$5{\mathrm{H}}_2{\mathrm{C}}_2{\mathrm{O}}_4\left(aq\right)+2{\mathrm{MnO}}_4\left(aq\right)+6{\mathrm{H}}^{+}\left(aq\right)$$⟶2{\mathrm{Mn}}^{2+}\left(aq\right)+10{\mathrm{CO}}_2\left(g\right)+8{\mathrm{H}}_2\mathrm{O}\left(l\right)$  Oxalic acid, $H_2{C}_2{O}_4$, reacts with permanganate ion according to the balanced equation above.
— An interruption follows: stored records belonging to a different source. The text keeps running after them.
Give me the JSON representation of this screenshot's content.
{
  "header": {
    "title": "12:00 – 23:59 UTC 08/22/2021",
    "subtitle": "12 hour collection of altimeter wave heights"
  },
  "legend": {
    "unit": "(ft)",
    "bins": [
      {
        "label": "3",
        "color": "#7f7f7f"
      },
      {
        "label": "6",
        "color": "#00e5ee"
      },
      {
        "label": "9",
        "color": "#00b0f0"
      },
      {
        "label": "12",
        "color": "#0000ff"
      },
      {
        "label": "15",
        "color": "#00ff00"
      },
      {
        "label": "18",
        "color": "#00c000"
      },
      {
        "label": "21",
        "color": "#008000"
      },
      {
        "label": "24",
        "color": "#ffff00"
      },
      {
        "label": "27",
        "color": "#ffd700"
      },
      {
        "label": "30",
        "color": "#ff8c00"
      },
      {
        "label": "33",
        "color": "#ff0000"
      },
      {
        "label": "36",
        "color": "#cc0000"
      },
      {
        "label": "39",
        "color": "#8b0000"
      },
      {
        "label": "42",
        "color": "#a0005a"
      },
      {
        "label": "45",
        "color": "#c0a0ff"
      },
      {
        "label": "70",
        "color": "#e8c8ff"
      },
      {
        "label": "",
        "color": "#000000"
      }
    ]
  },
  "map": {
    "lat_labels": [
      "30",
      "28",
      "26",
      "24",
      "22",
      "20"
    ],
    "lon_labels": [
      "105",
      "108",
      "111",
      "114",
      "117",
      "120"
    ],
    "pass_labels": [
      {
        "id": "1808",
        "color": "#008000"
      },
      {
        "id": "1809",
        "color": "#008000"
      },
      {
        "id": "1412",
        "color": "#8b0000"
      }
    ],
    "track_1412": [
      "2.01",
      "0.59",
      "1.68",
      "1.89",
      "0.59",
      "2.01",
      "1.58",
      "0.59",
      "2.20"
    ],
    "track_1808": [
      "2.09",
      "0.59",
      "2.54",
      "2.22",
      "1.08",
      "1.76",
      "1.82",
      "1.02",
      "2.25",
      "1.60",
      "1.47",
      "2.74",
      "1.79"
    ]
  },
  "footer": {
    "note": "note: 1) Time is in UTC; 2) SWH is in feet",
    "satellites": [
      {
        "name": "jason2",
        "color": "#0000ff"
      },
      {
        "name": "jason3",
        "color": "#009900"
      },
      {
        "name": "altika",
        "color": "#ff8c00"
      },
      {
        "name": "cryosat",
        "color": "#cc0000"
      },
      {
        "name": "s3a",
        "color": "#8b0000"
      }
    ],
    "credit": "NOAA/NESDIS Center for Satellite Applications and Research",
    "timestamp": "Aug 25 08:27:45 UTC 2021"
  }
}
How many mL of  $0.0154 MKMn{O}_4$  solution are required to react with $25.0 \mathrm{mL}$ of $0.0208M{H}_2{C}_2{O}_4$ solution?

In the reaction

${\mathrm{MnO}}_4^{-}\to {\mathrm{Mn}}^{+2}$

thus nf = 5

$\begin{array}{r}{\mathrm{C}}_2^{+3}{\mathrm{O}}_4^{2-}\to {\mathrm{CO}}_2^{+4}\\ 2\cdot {\mathrm{C}}^{+3}\to {\mathrm{C}}^{+4}\\ \mathrm{nf}=2\times 1=2\end{array}$

thus by equation

$\begin{array}{r}\left({\mathrm{KMnO}}_4\right){\mathrm{M}}_1{\mathrm{V}}_1{\mathrm{nf}}_1={\mathrm{M}}_2{\mathrm{V}}_2{\mathrm{nf}}_2\left({\mathrm{H}}_2{\mathrm{C}}_2{\mathrm{O}}_4\right)\\ 0.0162\mathrm{M}\times {\mathrm{V}}_1\times 5=0.022\mathrm{M}\times 25.0\mathrm{mL}\times 2\\ {\mathrm{V}}_1=13.58\mathrm{mL}\simeq 13.6\mathrm{mL}\end{array}$

As a result, in order to react with 25.0 mL of 0.022M ${\mathrm{H}}_2{\mathrm{C}}_2{\mathrm{O}}_4$ solution, 13.58 mL of ${\mathrm{KMnO}}_4$ solution is needed.